Um durch Tourismus entstandenen Schäden beizukommen, will Venedig ein Eintrittsgeld erheben

Freiburg, 13.06.2019

Bei Sonnenuntergang über die Rialtobrücke schlendern, die bunten Karnevalsmasken aus der Nähe betrachten oder den Gondolieri bei einem Cappuccino lauschen: Venedig ist ein beliebtes Reiseziel. Allerdings hat der ausufernde Tourismus trotz hoher Geldeinnahmen auch seine Schattenseiten. Dazu gehören hohe Müllberge und Instandsetzungskosten. Die Stadt an der Adria hat sich etwas einfallen lassen: Tagestouristinnen und -touristen sollen voraussichtlich ab September 2019 Eintritt zahlen. Könnte eine Taxe die Reiselust drosseln?

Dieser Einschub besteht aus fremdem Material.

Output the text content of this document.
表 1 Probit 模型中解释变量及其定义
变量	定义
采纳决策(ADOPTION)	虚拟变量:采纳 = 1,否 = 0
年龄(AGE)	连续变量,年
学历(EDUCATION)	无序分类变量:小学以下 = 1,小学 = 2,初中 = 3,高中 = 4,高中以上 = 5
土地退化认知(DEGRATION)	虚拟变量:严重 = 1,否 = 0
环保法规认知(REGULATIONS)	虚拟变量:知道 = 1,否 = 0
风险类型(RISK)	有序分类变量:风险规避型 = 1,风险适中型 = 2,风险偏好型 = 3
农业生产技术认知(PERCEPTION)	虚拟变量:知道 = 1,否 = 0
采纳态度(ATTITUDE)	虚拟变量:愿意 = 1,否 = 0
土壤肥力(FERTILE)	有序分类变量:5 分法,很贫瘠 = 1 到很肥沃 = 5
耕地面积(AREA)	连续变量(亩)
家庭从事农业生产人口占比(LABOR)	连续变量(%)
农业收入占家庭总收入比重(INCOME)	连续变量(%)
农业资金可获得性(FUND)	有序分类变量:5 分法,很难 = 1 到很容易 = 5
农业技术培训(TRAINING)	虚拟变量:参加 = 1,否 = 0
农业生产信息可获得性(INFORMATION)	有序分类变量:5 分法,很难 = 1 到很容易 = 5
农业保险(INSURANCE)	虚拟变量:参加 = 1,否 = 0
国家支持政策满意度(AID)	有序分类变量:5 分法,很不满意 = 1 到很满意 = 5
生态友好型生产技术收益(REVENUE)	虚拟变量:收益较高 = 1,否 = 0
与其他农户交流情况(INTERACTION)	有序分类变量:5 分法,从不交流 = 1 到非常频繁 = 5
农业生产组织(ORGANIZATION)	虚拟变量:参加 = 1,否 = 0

Massen vor dem Markusdom: „Venedig ertrinkt quasi im Touristenstrom“, sagt Marketingexperte Dieter Tscheulin. Foto: Rangzen/stock.adobe.com

Für Übernachtungsgäste ist das häufig diskutierte Eintrittsgeld keine neue Erfindung: Vielerorts wird schon lange eine „Ortstaxe“ auf Hotelpreise aufgeschlagen. Neu ist, dass nun auch Tagestouristen in Venedig ein Entgelt zwischen drei und zehn Euro bezahlen sollen. „Venedig ertrinkt quasi im Touristenstrom“, sagt Marketingexperte Prof. Dr. Dieter Tscheulin von der Universität Freiburg: „Die Besucherinnen und Besucher bringen zwar Geld in die Stadt, hinterlassen aber auch viel Müll und machen einiges kaputt, das wieder instand gesetzt werden muss.“ Zudem gebe es in Venedig zahlreiche Tagestouristen, die ihre Verpflegung selbst mitbrächten, weil Übernachtung und Essen in der Lagunenstadt teuer seien.

Schaden fürs Ökosystem

Ein ähnliches Problem sieht Tscheulin bei den Kreuzfahrtschiffen, die in Venedig Halt machen. „Auf diesen Schiffen gibt es Vollpension, das bedeutet, dass zwar auf einen Schlag mehrere tausend Besucher auf den Markusplatz strömen, sich diesen anschauen, zum Essen und Schlafen aber wieder zurück auf ihr Schiff gehen.“ Das sei den Venezianerinnen und Venezianern ein Dorn im Auge. Beschlossen wurde deshalb bereits, dass große Kreuzfahrtschiffe nicht mehr im historischen Zentrum der Stadt anlegen dürfen. „Neben der begrenzten Aufnahmekapazität der Stadt sind weitere Argumente, dass die immer größer werdenden Kreuzfahrtschiffe das Ökosystem der Lagune zerstören und die Stabilität der Häuser gefährden“, erklärt Tscheulin.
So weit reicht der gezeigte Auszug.